You see the common iliac artery pre and post decreasing and the hypogastric also decreasing. So in conclusion, the Sandwich Technique facilitates safe and effective aneurysm exclusion

and target vessel revascularization in adverse anatomical scenarios with sustained durability in midterm follow-up. Thank you very much for attention.

- Mr. Chairman, ladies and gentlemen, good morning. I'd like to thank Dr. Veith for the opportunity to present at this great meeting. I have nothing to disclose. Since Dr. DeBakey published the first paper 60 years ago, the surgical importance of deep femoral artery has been well investigated and documented.

It can be used as a reliable inflow for low extremity bypass in certain circumstances. To revascularize the disease, the deep femoral artery can improve rest pain, prevent or delay the amputation, and help to heal amputation stump.

So, in this slide, the group patient that they used deep femoral artery as a inflow for infrainguinal bypass. And 10-year limb salvage was achieved in over 90% of patients. So, different techniques and configurations

of deep femoral artery angioplasty have been well described, and we've been using this in a daily basis. So, there's really not much new to discuss about this. Next couple minutes, I'd like to focus on endovascular invention 'cause I lot I think is still unclear.

Dr. Bath did a systemic review, which included 20 articles. Nearly total 900 limbs were treated with balloon angioplasty with or without the stenting. At two years, the primary patency was greater than 70%. And as you can see here, limb salvage at two years, close to, or is over 98% with very low re-intervention rate.

So, those great outcomes was based on combined common femoral and deep femoral intervention.
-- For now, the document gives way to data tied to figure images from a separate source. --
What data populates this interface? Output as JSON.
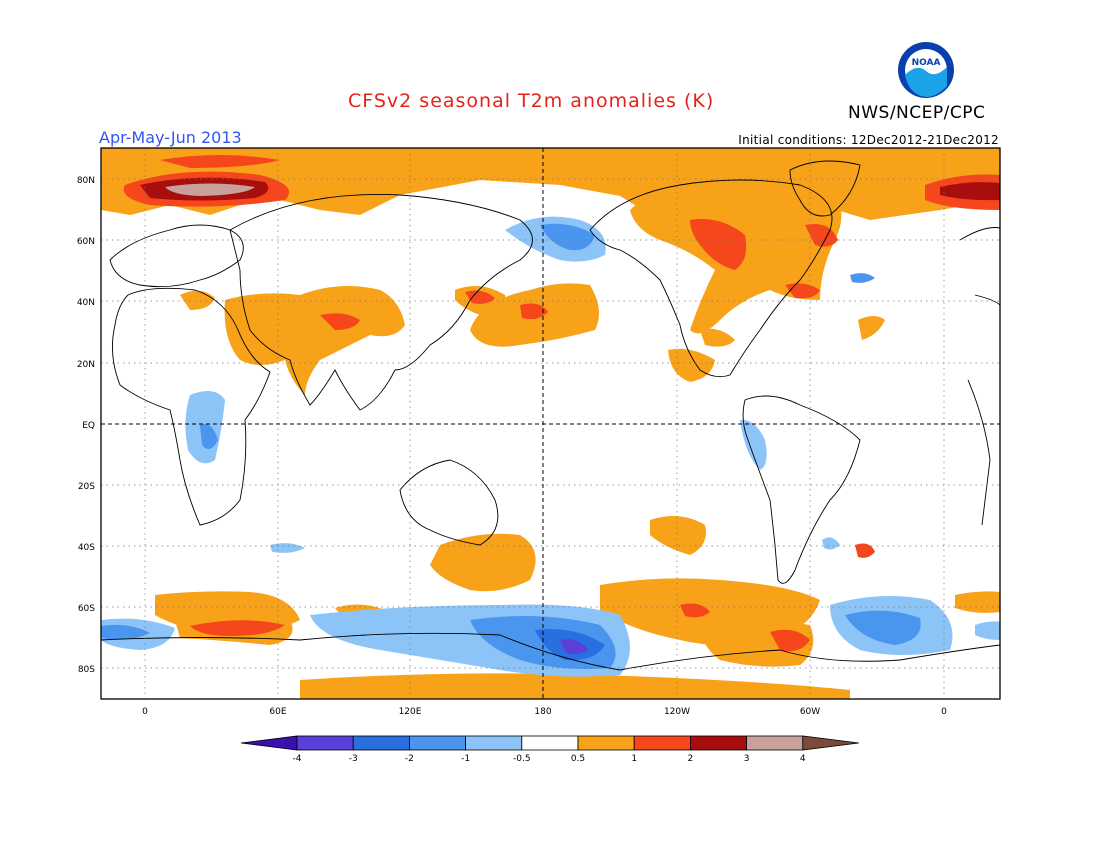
{
  "title": "CFSv2 seasonal T2m anomalies (K)",
  "agency": "NWS/NCEP/CPC",
  "logo_text": "NOAA",
  "period": "Apr-May-Jun 2013",
  "initial_conditions": "Initial conditions: 12Dec2012-21Dec2012",
  "lat_labels": [
    "80N",
    "60N",
    "40N",
    "20N",
    "EQ",
    "20S",
    "40S",
    "60S",
    "80S"
  ],
  "lon_labels": [
    "0",
    "60E",
    "120E",
    "180",
    "120W",
    "60W",
    "0"
  ],
  "colorbar": {
    "labels": [
      "-4",
      "-3",
      "-2",
      "-1",
      "-0.5",
      "0.5",
      "1",
      "2",
      "3",
      "4"
    ],
    "colors": [
      "#3a10b0",
      "#5a3fd8",
      "#2a6fe0",
      "#4a96ee",
      "#8cc4f8",
      "#ffffff",
      "#f8a21a",
      "#f5461c",
      "#a80e0e",
      "#c9a09a",
      "#7a4a3a"
    ]
  },
  "anomaly_colors": {
    "warm1": "#f8a21a",
    "warm2": "#f5461c",
    "warm3": "#a80e0e",
    "warm4": "#c9a09a",
    "cool1": "#8cc4f8",
    "cool2": "#4a96ee",
    "cool3": "#2a6fe0",
    "cool4": "#5a3fd8"
  }
}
So what about isolated deep femoral artery percutaneous intervention? Does that work or not? So, this study include 15 patient

who were high risk to have open surgery, underwent isolated percutaneous deep femoral artery intervention. As you can see, at three years, limb salvage was greater than 95%. The study also showed isolated percutaneous transluminal

angioplasty of deep femoral artery can convert ischemic rest pain to claudication. It can also help heal the stump wound to prevent hip disarticulation. Here's one of my patient. As you can see, tes-tee-lee-shun with near

or total occlusion of proximal deep femoral artery presented with extreme low-extremity rest pain. We did a balloon angioplasty. And her ABI was increased from 0.8 to 0.53, and rest pain disappeared. Another patient transferred from outside the facility

was not healing stump wound on the left side with significant disease as you can see based on the angiogram. We did a hybrid procedure including stenting of the iliac artery and the open angioplasty of common femoral artery and the profunda femoral artery.

Significantly improved the perfusion to the stump and healed wound. The indications for isolated or combined deep femoral artery revascularization. For those patient presented with disabling claudication or rest pain with a proximal

or treatable deep femoral artery stenosis greater than 50% if their SFA or femoral popliteal artery disease is unsuitable for open or endovascular treatment, they're a high risk for open surgery. And had the previous history of multiple groin exploration, groin wound complications with seroma or a fungal infection

or had a muscle flap coverage, et cetera. And that this patient should go to have intervascular intervention. Or patient had a failed femoral pop or femoral-distal bypass like this patient had, and we should treat this patient.

So in summary, open profundaplasty remains the gold standard treatment. Isolated endovascular deep femoral artery intervention is sufficient for rest pain. May not be good enough for major wound healing, but it will help heal the amputation stump

to prevent hip disarticulation. Thank you for much for your attention.